By defending them, you are giving the voters carte blanche to do whatever.

The non-voters know they fucked up and don't need to be told about it, but the dems seems to think it's everyone's fault but theirs.

What? I've only seen the opposite. The non-voters are doubling down and refusing any shred of blame. They're blaming everyone else.

Yes there is blame on both sides, but we're not in a message board with Democratic leadership, we're here with the voters. Laying the blame on Democrats doesn't actually present them with that criticism, it just absolves the non-voters (who very much are not acknowledging their share of the blame).

Letters to your representatives, or protests at their events, are productive venues for levying your criticism at them. I would never recommend blaming the voters at those venues, because that might make the representatives feel absolved of blame.

Likewise, forums and message boards of voters are not a productive venue to lay blame on the DNC, since that absolves the voters of their share of blame. Now if you want to acknowledge the fault of non-voters, while encouraging them, actively, to contact their representatives with their criticisms, that's fine. But just shouting the flaws of the DNC, on a platform the DNC leadership is not using, is counterproductive.

[–] Grimy@lemmy.world 1 points 11 hours ago (1 children)

If most of the population blames them, they will know about it. It's a lot more productive to get that kind of energy going then blaming voters 4 years before the next election.

Also, voters do have carte blanche, that's literally an integral part of voting. It's up to political parties to not force their hands by building a dead baby machine in the middle east (again).

I also think the amount of protesters and letters to congress diminishes rapidly if everyone gets convinced it wasn't the dems fault.

I understand your point and I agree with it for the most part, I just don't think it's a productive position to hold in the current context.

[–] agamemnonymous@sh.itjust.works 1 points 10 hours ago

I think it's the only productive position. Suit your message to your goal, and your audience. You said the non-voters already know they fucked up, which is diametrically opposed to all the evidence I see. They're putting all the blame on Dems, ignoring the fact of the greater evil, and comforting themselves that they themselves are virtuous and blameless because they refused to vote for genocide.

I'm not seeing an active call to actually direct that criticism at the Dems themselves, it's just a virtue-signal circle jerk.

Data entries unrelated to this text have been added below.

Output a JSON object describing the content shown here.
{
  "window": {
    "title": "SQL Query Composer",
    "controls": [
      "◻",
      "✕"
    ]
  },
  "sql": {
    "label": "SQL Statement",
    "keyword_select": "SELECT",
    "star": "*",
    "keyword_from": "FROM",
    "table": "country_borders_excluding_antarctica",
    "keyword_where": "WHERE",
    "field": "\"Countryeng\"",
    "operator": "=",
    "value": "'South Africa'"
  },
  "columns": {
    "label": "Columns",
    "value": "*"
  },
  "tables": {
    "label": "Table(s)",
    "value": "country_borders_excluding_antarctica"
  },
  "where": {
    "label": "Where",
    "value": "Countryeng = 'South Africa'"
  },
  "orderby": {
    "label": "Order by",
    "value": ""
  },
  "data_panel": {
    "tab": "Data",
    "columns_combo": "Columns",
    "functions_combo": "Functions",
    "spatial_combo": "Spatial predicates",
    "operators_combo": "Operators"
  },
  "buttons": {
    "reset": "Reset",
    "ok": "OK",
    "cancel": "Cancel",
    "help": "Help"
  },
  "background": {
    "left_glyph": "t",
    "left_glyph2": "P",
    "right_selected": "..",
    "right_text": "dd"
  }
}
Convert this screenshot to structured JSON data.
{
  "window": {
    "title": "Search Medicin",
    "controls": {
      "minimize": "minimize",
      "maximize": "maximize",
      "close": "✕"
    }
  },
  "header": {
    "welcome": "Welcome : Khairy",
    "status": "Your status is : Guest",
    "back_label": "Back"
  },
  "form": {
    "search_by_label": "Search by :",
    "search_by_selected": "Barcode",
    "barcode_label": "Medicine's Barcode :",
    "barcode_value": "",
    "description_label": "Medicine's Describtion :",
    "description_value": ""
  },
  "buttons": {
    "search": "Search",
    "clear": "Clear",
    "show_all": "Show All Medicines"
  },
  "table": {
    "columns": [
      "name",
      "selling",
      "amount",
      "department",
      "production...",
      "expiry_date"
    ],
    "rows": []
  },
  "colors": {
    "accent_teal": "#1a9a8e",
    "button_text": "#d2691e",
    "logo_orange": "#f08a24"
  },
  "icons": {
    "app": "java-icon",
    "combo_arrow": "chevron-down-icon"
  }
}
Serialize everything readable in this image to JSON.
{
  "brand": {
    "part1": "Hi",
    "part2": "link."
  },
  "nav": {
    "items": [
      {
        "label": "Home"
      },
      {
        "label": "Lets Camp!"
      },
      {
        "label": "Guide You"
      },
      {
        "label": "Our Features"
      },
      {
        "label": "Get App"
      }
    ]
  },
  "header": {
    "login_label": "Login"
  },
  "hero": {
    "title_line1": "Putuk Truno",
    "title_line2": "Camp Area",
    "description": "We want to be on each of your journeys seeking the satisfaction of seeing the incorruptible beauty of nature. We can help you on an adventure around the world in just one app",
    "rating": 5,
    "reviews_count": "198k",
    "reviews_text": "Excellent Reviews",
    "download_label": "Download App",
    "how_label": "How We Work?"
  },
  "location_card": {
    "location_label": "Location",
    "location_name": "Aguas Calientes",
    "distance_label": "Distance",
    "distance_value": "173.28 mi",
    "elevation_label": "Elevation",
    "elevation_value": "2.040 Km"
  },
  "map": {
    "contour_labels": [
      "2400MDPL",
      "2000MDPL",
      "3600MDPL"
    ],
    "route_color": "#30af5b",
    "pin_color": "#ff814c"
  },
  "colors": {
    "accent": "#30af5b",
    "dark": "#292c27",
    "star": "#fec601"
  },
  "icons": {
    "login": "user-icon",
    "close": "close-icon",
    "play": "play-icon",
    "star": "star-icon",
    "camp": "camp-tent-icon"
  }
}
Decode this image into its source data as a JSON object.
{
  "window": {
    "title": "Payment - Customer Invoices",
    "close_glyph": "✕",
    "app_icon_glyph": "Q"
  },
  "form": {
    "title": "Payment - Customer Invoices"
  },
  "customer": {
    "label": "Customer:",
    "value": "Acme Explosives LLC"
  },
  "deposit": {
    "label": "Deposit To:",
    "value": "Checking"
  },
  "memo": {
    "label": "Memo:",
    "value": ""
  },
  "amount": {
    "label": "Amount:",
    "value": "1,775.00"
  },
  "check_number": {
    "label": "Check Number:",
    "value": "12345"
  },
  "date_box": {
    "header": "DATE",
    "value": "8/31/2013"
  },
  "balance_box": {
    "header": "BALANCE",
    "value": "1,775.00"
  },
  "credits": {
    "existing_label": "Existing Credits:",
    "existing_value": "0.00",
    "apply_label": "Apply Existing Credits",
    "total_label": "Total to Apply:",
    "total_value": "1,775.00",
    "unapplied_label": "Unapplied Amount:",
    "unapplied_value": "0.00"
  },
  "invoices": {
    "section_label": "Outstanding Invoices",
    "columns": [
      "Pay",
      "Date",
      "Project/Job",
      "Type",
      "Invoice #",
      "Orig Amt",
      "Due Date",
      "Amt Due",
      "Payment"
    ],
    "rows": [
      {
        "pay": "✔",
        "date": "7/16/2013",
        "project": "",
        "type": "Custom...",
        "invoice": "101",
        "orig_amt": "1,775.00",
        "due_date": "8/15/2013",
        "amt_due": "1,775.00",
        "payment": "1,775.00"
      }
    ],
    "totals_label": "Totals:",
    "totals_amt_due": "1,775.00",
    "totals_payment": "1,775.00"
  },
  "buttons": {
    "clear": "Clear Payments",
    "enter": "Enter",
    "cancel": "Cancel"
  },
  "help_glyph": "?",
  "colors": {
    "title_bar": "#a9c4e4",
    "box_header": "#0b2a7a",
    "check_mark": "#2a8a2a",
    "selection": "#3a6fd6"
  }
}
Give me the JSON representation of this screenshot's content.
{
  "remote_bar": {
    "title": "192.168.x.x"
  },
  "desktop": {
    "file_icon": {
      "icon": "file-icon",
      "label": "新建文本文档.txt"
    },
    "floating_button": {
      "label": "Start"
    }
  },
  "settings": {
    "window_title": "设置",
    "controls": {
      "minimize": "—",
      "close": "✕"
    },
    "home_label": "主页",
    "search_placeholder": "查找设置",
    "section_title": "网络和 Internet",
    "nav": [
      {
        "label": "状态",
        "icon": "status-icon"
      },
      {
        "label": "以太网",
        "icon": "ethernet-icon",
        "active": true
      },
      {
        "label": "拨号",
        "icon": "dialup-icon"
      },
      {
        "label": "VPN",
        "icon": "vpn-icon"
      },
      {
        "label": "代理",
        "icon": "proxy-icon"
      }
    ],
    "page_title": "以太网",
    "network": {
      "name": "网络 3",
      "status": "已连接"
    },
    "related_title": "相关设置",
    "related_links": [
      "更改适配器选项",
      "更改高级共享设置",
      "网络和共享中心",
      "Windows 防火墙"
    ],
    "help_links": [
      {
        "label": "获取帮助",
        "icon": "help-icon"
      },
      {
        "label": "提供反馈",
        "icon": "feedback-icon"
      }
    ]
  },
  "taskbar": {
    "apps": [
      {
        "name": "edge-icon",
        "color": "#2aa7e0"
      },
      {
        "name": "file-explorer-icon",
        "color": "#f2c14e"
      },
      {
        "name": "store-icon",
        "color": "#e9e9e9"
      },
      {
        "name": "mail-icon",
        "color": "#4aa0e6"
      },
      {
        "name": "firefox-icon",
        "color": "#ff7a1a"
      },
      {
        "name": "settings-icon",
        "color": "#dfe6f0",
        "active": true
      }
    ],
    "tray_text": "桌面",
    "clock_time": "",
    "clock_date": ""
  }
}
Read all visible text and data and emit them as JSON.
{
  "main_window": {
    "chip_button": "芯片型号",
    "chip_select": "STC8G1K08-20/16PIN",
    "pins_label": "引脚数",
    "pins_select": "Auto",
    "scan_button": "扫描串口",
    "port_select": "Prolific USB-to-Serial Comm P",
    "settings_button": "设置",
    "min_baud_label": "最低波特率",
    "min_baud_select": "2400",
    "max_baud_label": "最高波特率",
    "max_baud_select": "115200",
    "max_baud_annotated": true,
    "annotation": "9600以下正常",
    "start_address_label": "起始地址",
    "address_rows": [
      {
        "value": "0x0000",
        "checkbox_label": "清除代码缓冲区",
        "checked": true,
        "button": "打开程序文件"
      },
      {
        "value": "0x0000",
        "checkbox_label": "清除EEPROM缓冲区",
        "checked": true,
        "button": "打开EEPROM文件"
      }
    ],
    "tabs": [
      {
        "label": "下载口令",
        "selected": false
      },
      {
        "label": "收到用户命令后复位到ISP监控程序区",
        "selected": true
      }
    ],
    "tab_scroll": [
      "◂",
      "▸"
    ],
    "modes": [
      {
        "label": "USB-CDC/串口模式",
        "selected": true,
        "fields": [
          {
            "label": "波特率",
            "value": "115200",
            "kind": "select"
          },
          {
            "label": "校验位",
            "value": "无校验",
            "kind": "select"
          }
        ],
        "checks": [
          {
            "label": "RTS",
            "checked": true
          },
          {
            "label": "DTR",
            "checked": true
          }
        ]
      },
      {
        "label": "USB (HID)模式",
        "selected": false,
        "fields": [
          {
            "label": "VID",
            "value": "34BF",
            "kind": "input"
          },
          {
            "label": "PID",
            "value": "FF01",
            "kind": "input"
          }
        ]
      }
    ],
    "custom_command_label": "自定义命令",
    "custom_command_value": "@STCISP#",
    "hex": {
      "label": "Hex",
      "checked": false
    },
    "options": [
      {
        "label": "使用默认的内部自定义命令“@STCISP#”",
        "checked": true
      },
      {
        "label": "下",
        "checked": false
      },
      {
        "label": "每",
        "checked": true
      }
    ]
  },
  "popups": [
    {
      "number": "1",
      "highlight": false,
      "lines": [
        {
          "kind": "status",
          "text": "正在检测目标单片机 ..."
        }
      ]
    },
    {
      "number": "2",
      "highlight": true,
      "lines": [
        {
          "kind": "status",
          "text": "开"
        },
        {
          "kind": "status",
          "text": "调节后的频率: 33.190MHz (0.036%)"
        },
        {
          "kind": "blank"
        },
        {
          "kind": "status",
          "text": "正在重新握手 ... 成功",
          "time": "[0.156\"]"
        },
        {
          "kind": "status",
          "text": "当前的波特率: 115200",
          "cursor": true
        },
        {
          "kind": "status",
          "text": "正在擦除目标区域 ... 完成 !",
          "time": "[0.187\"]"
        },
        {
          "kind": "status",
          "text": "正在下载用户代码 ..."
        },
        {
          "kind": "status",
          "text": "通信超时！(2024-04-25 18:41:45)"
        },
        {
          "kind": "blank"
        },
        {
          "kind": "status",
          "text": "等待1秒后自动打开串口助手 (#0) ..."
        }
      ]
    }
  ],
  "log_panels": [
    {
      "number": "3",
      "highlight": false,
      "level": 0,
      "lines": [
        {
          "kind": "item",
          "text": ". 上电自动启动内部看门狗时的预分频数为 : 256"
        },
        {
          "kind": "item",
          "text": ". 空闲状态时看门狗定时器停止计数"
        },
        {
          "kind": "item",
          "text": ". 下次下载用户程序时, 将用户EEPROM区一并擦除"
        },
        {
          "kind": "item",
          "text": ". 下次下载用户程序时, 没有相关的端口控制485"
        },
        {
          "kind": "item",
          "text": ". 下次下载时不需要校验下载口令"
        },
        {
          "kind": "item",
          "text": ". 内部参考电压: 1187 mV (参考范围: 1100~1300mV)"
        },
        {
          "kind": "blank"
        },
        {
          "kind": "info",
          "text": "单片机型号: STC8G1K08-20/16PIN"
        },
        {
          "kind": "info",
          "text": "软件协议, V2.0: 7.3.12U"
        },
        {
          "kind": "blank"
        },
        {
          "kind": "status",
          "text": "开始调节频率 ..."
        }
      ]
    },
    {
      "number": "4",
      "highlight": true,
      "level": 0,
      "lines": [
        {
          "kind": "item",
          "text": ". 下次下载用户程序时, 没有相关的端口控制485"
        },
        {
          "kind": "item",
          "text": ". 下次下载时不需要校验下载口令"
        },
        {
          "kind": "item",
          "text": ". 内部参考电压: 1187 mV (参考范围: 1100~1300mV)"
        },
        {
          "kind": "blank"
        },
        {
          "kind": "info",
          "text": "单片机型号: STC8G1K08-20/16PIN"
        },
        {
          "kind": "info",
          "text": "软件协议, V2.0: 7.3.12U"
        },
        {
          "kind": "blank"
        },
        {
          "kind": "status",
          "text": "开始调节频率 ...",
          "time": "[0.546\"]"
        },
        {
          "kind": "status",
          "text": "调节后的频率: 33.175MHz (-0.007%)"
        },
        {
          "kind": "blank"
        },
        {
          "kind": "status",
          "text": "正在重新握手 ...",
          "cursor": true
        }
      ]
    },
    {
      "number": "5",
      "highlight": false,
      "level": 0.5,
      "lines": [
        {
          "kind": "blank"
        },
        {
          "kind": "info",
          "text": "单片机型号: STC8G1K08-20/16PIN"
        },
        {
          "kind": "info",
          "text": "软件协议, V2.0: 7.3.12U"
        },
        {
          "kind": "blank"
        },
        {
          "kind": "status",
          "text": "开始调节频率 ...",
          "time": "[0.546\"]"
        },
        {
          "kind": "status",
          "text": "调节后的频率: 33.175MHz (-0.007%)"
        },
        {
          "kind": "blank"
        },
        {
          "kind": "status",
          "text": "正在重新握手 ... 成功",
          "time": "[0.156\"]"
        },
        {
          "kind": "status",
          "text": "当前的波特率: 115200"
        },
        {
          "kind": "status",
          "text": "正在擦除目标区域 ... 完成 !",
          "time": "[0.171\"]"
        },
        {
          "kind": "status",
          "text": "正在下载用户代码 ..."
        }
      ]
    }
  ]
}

Again, I'm all for directing criticism directly toward the people at fault. Both the non-voters and Democratic leadership are at fault here. I will direct my criticism of Democrats to the Democrats, and my criticism of non-voters to non-voters. I won't let either of them shirk their share of the responsibility by criticizing the one to the other, that way encourages complacency.

load more comments (4 replies)
[–] jaggedrobotpubes@lemmy.world 8 points 2 days ago

Biden mostly ignored covid like a dipshit. We needed and still need real leadership on it and he completely failed on that front.

He did some great things. Covid response isn't on the list.